For the next week, I did very little. Listened to the radio. Went running. Climbed around the mountains. The silence in the woods was exactly what I needed. Every time I started to get overwhelmed and pulled down by my own thoughts, I went outside and sat under a pine tree, or laid my head against its rough bark. I listened to the wind rustling in the branches and imagined me and Cam sitting in our tree together back at Delcroix. I cried a lot, but I think that was okay. By the end of the week, instead of walking around in a dark fog things were becoming clear.

Things were becoming clear, and I was becoming angry.

Angry that Grandma didn’t know I was safe, and was probably worrying herself to death.

Angry that Anna and Trevor were stuck with the Program, having no idea what had happened to Cam or how Izzy and I had disappeared. Angry that their lives might be in danger, and I had no way to help them.

Angry that Mr. Judan was getting away with everything, that he had the nerve to appear in news stories and speak in a soft, confused voice. “I don’t know what happened. All I can think is that Dancia must have had some kind of mental breakdown. Please, wherever you are, Dancia, give yourself up. There’s no use running. You can’t run away from what you’ve done.”

His vile, persuasive voice twisted my stomach and made me want to hurl the radio through a window. My only consolation lay in the fact that at least in one crucial way, I’d beaten him. I was free, and he must be furious to know it.

I vowed to make him pay. I ran up and down the hills outside camp and thought the whole time about how much I hated him, and how I wanted him to suffer. It wasn’t pretty. I had never been the kind of person to get angry, and even when I did, the anger usually dissolved pretty quickly.

Not this time.

I discovered that there were about twenty people at camp, who hung out in two main groups. Group One I called the Lifers. They had been fighting the Program as long as they could remember, and they looked it. They were a mix of men and women, mostly were middle-aged, a few older. I don’t know exactly what they did, but they would disappear for long periods of time and reappear for meals or to refill large cups of coffee.  There were no other buildings at camp besides the sleeping cabins and the dining hall, at least none that I could see, so I figured they were working underground, or in some kind of hidden facility back in the woods.

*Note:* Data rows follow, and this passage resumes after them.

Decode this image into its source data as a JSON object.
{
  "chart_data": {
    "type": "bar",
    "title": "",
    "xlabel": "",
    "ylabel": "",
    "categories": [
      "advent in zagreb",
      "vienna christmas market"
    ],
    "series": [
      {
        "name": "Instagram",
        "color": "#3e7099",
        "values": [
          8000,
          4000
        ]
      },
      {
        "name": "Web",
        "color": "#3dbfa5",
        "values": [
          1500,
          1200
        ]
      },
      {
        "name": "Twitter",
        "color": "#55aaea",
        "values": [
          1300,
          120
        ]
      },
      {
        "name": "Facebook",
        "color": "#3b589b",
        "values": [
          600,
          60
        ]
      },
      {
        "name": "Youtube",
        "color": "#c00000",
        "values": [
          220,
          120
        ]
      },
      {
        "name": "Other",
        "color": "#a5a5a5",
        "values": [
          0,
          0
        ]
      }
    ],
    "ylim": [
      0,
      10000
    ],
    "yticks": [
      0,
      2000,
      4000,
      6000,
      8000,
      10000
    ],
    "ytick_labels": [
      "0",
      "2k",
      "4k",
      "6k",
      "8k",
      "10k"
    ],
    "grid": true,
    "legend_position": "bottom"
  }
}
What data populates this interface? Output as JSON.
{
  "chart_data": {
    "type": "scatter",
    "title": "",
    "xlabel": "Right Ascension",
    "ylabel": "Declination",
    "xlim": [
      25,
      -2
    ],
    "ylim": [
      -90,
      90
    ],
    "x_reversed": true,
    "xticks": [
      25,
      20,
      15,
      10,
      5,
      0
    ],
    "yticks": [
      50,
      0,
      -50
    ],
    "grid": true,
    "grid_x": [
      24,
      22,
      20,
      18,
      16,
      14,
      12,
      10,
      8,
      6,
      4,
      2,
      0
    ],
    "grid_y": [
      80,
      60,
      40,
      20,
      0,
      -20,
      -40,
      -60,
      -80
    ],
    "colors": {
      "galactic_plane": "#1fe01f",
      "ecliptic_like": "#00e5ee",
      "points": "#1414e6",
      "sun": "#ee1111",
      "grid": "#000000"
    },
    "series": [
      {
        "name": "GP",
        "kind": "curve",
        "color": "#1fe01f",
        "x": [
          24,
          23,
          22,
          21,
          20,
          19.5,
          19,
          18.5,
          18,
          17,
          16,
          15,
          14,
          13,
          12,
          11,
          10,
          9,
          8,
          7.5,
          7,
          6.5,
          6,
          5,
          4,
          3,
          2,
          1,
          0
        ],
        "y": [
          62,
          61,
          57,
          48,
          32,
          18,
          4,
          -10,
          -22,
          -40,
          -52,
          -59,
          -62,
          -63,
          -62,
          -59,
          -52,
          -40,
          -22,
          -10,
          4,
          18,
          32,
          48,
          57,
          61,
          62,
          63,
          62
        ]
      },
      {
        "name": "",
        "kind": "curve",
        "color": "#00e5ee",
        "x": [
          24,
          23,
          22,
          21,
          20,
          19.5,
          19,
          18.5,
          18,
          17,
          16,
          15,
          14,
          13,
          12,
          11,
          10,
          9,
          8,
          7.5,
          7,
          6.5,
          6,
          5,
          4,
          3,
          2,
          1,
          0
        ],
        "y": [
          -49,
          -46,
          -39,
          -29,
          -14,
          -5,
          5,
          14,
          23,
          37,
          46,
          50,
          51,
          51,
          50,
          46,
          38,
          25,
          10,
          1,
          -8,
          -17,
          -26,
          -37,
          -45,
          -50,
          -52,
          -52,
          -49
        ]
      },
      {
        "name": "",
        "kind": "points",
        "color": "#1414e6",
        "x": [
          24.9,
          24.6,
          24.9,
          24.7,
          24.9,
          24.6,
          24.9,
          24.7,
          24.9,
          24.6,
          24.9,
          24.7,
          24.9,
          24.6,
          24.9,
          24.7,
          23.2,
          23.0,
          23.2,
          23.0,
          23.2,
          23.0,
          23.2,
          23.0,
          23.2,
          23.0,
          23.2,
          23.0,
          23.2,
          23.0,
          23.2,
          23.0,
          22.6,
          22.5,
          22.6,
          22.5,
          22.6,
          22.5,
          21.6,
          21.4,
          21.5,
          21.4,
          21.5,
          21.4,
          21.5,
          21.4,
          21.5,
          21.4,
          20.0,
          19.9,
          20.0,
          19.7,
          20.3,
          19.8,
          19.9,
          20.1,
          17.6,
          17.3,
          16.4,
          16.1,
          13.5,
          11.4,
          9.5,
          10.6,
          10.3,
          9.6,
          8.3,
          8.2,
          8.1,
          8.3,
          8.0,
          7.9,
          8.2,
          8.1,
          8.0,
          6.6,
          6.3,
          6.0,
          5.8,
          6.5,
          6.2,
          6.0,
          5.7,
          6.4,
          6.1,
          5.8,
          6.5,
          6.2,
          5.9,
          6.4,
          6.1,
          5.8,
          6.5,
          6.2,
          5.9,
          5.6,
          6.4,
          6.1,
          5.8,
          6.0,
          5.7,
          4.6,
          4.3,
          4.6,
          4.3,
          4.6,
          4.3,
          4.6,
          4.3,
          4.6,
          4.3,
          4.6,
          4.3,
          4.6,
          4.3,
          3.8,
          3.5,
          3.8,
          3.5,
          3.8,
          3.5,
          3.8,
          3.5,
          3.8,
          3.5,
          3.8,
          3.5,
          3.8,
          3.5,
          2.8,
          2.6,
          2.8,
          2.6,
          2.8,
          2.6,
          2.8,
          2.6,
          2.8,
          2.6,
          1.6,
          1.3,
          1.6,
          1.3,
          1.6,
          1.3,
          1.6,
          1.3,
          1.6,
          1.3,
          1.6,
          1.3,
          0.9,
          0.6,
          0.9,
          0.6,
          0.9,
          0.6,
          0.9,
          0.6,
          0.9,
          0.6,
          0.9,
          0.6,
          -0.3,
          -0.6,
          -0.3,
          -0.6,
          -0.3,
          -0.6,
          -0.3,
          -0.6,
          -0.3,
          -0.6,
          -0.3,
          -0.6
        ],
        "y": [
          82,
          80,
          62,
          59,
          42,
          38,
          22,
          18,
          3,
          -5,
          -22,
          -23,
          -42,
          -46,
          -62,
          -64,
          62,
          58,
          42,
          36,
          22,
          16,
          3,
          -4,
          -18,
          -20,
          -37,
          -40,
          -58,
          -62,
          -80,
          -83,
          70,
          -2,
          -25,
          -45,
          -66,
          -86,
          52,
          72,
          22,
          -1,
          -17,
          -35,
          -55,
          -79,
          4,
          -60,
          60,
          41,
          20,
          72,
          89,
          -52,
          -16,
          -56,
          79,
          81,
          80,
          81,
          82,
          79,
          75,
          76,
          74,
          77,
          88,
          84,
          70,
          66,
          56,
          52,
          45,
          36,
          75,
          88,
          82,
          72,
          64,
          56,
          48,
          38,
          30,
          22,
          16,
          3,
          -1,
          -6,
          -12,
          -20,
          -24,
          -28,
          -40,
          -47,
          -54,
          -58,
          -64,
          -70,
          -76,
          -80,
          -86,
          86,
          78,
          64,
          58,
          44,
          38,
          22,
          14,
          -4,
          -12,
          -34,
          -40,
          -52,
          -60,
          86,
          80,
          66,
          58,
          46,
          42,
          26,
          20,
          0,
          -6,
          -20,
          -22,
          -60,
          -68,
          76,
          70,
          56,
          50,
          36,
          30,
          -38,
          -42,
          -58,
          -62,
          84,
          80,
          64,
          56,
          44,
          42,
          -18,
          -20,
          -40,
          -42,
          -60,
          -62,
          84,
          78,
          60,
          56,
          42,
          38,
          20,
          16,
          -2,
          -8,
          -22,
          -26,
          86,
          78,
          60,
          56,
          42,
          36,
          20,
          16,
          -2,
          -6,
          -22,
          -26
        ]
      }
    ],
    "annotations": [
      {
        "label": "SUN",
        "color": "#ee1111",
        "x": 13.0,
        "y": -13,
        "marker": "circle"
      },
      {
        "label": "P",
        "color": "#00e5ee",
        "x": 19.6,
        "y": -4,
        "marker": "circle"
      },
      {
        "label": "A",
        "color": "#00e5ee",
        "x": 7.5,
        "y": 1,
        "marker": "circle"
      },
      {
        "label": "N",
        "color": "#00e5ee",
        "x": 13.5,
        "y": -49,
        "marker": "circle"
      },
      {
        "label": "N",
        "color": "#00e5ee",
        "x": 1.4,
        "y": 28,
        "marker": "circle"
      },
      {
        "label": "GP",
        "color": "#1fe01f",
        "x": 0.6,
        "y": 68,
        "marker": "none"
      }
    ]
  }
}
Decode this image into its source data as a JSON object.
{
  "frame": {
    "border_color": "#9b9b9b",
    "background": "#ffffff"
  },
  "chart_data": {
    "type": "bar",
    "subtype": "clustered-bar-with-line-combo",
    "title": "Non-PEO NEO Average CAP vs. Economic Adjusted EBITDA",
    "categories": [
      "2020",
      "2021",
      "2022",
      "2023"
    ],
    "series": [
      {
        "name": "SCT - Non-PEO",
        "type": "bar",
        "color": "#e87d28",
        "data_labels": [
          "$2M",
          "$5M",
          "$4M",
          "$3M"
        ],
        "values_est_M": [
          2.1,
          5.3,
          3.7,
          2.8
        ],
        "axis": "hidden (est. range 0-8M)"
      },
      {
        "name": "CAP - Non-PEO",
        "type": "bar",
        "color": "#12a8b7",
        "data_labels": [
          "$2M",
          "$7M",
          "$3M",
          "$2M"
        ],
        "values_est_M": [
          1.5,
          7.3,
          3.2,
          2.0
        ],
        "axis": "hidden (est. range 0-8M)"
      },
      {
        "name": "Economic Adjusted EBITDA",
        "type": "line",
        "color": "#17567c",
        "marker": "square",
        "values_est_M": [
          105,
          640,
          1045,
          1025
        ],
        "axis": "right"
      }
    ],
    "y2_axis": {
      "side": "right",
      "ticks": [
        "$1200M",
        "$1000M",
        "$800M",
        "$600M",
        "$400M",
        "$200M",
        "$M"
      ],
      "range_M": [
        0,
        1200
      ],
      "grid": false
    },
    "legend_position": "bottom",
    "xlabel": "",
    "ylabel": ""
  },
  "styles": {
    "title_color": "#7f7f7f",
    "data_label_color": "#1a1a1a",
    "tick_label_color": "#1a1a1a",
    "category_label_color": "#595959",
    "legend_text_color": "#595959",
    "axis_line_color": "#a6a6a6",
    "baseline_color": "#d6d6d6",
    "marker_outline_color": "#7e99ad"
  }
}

No one trusted me completely. They “suggested” that I stay out of certain areas of camp and I was happy to oblige. For one thing, I didn’t want to get Izzy into trouble. I was already worried that Gregori would come down hard on him when he got back, and it would be all my fault.

For another, I had no desire to go snooping around in Irin territory.

At least, not yet.

Group Two I called the Teens. They all had some talent—a skill they called it here—but for whatever reason, had been picked up by the Irin rather than the Program. They weren’t keen on telling me their stories, and I didn’t pry. They made enough nasty jokes about the Program that I figured they all had some reason for where they’d ended up. Frankly, I wasn’t interested in hearing them. I had no idea how to reconcile the good things I’d seen the Program do with all the lousy, horrible things they also seemed capable of. Closing my eyes seemed like the only way to deal with it, at least for now.  

This group didn’t seem to have much to do. Izzy had said they were here because they needed a safe place, but they also reminded me of soldiers waiting for their next mission. They had a tendency to kill time telling war stories—drawn out accounts of things they’d done and seen. Most of it was low level, annoying stuff like wrecking Watchers’ cars or setting off fireworks inside a Program school, though it occurred to me that they might have been censoring themselves for my benefit. A couple of times they veered into something more violent, but stopped mid-sentence when a warning look was directed toward me.